Con Fratelli d’Italia in maggioranza parlamentare è finita l’era del Reddito di Cittadinanza ed è cominciata quella della nuova misura di inclusione sociale e lavorativa chiamata “Assegno Di Inclusione – ADI”. E’ tutto scritto nel decreto-legge 4 maggio 2023, n. 48, esaminato e relazionato dalla Commissione Lavoro Pubblico e Privato della Camera dei Deputati e convertito nella L.85/2023. La legge che ne deriva (“Misure urgenti per l’inclusione sociale e l’accesso al mondo del lavoro”), ha segnato una svolta grazie al lavoro del Parlamento.

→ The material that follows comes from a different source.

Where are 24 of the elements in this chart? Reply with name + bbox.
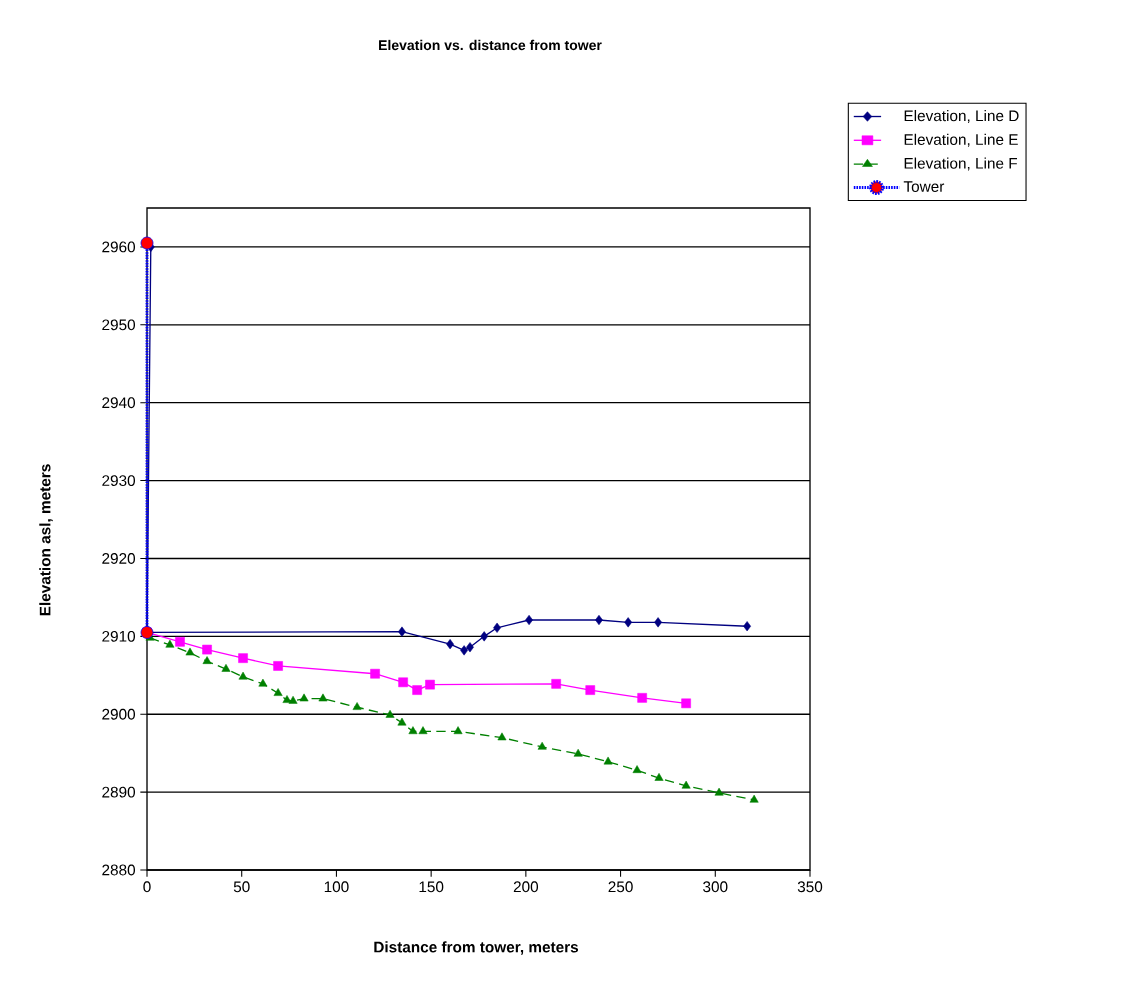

Il cambiamento, voluto con il cosiddetto Decreto Lavoro, nasce dall’esigenza di migliorare l’efficacia degli strumenti contro la povertà e di offrire un vero percorso di reinserimento lavorativo. In pratica, il Reddito di Cittadinanza è stato definitivamente sostituito da due nuove misure: l’Assegno di Inclusione (ADI) e il Supporto per la Formazione e il Lavoro (SFL).
Per un approfondimento vedi il decreto-legge 4 maggio 2023, n. 48, convertito, con modificazioni, dalla legge 3 luglio 2023, n. 85, recante “Misure urgenti per l’inclusione sociale e l’accesso al mondo del lavoro”.
Che cos’è l’Assegno di Inclusione
Si tratta di un aiuto destinato alle famiglie in difficoltà economica, in particolare quelle che al loro interno hanno: persone con disabilità, minori, anziani sopra i 60 anni, o soggetti seguiti dai servizi sociali. L’importo parte da un minimo di 480 euro al mese (6.000 euro all’anno).
Può aumentare in base al numero dei componenti della famiglia o alle spese d’affitto. Ad esempio: un single con figlio minore e affitto può arrivare a circa 855 euro al mese; una famiglia con due adulti e un figlio disabile può ottenere fino a 1.230 euro mensili. Il sostegno dura 18 mesi, può essere rinnovato per altri 12, dopo una pausa di un mese.
Cos’è il Supporto per la formazione e il lavoro (SFL)
Se in famiglia ci sono persone tra i 18 e i 59 anni in grado di lavorare, queste non riceveranno direttamente l’ADI, ma saranno coinvolte nel Supporto per la Formazione e il Lavoro (SFL). Il SFL è un’indennità mensile di 350 euro, destinata a chi, tra i 18 e i 59 anni, non rientra nei requisiti per l’ADI e cerca lavoro.
Funziona così: è necessario presentare domanda all’INPS. e iscriversi alla piattaforma SIISL. Si deve sottoscrivere online il Patto di attivazione digitale. Poi, accettare un Patto di servizio personalizzato con un centro per l’impiego. Infine, è possibile partecipare a un corso o un’attività di formazione, orientamento o inserimento lavorativo. Il SFL ha una durata massima di 12 mesi e può anche essere combinato con l’ADI, fino a un massimo di 3.000 euro all’anno per persona.
Cosa prevede il percorso di attivazione e come cambia il sistema
Attraverso la piattaforma SIISL, chi partecipa al SFL può accedere a diverse attività retribuite. Tra queste: orientamento professionale, accompagnamento al lavoro, tirocini, corsi di formazione, servizio civile universale, lavori socialmente utili, progetti di autoimpiego.
Questo sistema è una svolta. Il Movimento 5 stelle, però, lo ha criticato. Sostiene che il Governo Meloni abbia abbandonato 400.000 famiglie in difficoltà. La verità è che molte persone non avevano più i requisiti (per esempio perché avevano trovato lavoro) o avevano commesso frodi. Ma parliamo di questo.
La Guardia di Finanza ha scoperto più di 45.000 casi di frode, con oltre 505 milioni di euro percepiti indebitamente. Spesso grazie a false dichiarazioni o nuclei familiari inventati. In molte regioni, come Calabria e Lombardia, le irregolarità hanno superato l’80%. Con il Reddito di Cittadinanza pentastellato, secondo l’INPS, tra il 2019 e il 2023, sono stati spesi circa 34 miliardi di euro. Ma sono stati attivati solo 1.500 contratti di lavoro incentivati. Questo significa, secondo alcune stime, che ogni assunzione è costata oltre 22 milioni di euro.